Christopher Coffey, director of the Clinical Trials Statistical and Data Management Center and professor of biostatistics in the University of Iowa College of Public Health, and Cristina Tilley, Claire Ferguson-Carlson Faculty Fellow in Law and professor in the UI College of Law, will deliver the UI’s 41st Presidential Lecture.
University of Iowa’s 41st Presidential Lecture
When: 4 p.m. Feb. 19
Where: Concert hall of the Voxman Music Building
Who: Christopher Coffey and Cristina Tilley
More information: Visit the Presidential Lecture webpage.
The lecture, “Pathways to Discovery: Clinical and Legal Trials, Academic Rigor, and Public Perceptions,” will take place at 4 p.m. Feb. 19 in the concert hall of the Voxman Music Building. The lecturers will explore how people in their respective disciplines pursue truth and the challenges of bringing their discoveries to the public.
“The Presidential Lecture is a wonderful opportunity for the university to share its comprehensive excellence and creativity with the community,” says UI President Barbara Wilson. “I very much look forward to the talks by Professors Coffey and Tilley and to our discussion afterward, which will highlight how our various disciplines conduct research and how we bring our discoveries to the public.”
Coffey has more than 20 years of experience providing data management and statistical support—which involves designing trials and monitoring and analyzing data—for clinical trials and other health-related studies to inform further health care development and treatment. His work has examined multiple conditions, such as Huntington’s disease, hypertension, multiple sclerosis, obesity, Parkinson’s disease, stroke, and traumatic brain injury.

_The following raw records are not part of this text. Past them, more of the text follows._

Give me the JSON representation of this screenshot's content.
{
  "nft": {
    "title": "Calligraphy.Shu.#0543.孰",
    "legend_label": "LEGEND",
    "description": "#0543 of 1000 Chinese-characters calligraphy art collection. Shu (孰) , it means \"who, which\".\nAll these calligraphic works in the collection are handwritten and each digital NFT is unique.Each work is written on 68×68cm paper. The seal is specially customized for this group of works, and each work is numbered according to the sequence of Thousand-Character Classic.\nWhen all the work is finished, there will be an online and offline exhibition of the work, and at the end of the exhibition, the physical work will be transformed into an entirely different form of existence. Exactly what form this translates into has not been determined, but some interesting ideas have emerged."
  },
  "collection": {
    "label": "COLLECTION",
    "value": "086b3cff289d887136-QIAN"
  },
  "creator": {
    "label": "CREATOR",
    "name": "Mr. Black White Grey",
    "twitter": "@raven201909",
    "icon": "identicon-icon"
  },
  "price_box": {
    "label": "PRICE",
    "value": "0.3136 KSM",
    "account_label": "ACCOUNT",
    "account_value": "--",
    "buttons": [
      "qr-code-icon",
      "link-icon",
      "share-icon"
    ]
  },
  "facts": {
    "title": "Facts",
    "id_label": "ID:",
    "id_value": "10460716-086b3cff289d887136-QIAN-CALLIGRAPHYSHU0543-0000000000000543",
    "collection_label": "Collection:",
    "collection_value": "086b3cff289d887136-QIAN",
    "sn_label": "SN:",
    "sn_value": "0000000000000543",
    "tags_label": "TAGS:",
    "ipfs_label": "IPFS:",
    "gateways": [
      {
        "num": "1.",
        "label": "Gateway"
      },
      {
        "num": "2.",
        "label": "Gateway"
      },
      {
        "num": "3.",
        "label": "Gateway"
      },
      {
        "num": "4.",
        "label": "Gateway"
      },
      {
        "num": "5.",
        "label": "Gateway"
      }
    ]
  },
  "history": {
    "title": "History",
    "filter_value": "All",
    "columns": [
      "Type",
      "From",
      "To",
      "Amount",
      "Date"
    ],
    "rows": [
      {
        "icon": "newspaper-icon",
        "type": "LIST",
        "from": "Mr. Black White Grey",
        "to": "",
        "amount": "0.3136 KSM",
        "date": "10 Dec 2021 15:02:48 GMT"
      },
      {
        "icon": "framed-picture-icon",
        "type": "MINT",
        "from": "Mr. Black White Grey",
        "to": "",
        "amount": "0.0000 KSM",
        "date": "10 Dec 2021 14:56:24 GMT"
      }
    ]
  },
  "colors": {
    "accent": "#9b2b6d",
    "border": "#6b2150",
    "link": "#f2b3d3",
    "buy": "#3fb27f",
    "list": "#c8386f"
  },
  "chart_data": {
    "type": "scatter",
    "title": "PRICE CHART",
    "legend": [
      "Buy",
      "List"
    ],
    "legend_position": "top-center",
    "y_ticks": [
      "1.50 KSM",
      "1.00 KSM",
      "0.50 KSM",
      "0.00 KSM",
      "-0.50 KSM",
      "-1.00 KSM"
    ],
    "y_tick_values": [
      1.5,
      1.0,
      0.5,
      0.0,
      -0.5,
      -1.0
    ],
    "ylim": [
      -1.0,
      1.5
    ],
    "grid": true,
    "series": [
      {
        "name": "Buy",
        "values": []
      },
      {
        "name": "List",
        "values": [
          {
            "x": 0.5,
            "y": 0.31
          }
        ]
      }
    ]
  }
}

Coffey serves as the principal investigator of the Data Coordinating Center for the Network for Excellence in Neuroscience Clinical Trials, co-principal investigator of the Clinical Coordinating Center for the Acute to Chronic Pain Signatures program, and head of the Statistics Core for the Parkinson’s Progression Markers Initiative. He has published extensively in the areas of adaptive designs and general clinical trial design.
Coffey received a bachelor’s degree in business administration from the University of Tennessee and a master’s degree and PhD in biostatistics from the University of North Carolina. He came to Iowa in 2009.
Tilley teaches tort and constitutional law, with an emphasis on defamation and lawsuits involving speech. She has focused on how engagement from everyday people in the law, such as jury trials resolving neighbor-to-neighbor conflicts, is the ideal way to create fair treatment and personal dignity for all. Her work has also explored issues such as media freedom, artificial intelligence, and police accountability.
Tilley’s work has appeared in the Yale Law Journal, the Northwestern University Law Review, and the Journal of Tort Law. She also has been selected for presentation at the Harvard/Yale/Stanford Junior Faculty Forum.
Tilley graduated from Northwestern University Law School, where she was editor in chief of the Northwestern University Law Review and taught at Northwestern as a visiting assistant professor. After law school, she clerked for Judge Richard D. Cudahy of the U.S. Court of Appeals for the Seventh Circuit. She came to Iowa in 2017.
The Presidential Lecture Series provides an opportunity for distinguished faculty members to present significant aspects of their work to the greater university community and general public. The university established the annual series to encourage intellectual communication among the many disciplines that constitute the UI, as well as to provide a public forum for scholarship, research, and creative achievement. The series is made possible by the generosity of donors of unrestricted gifts to the UI Center for Advancement.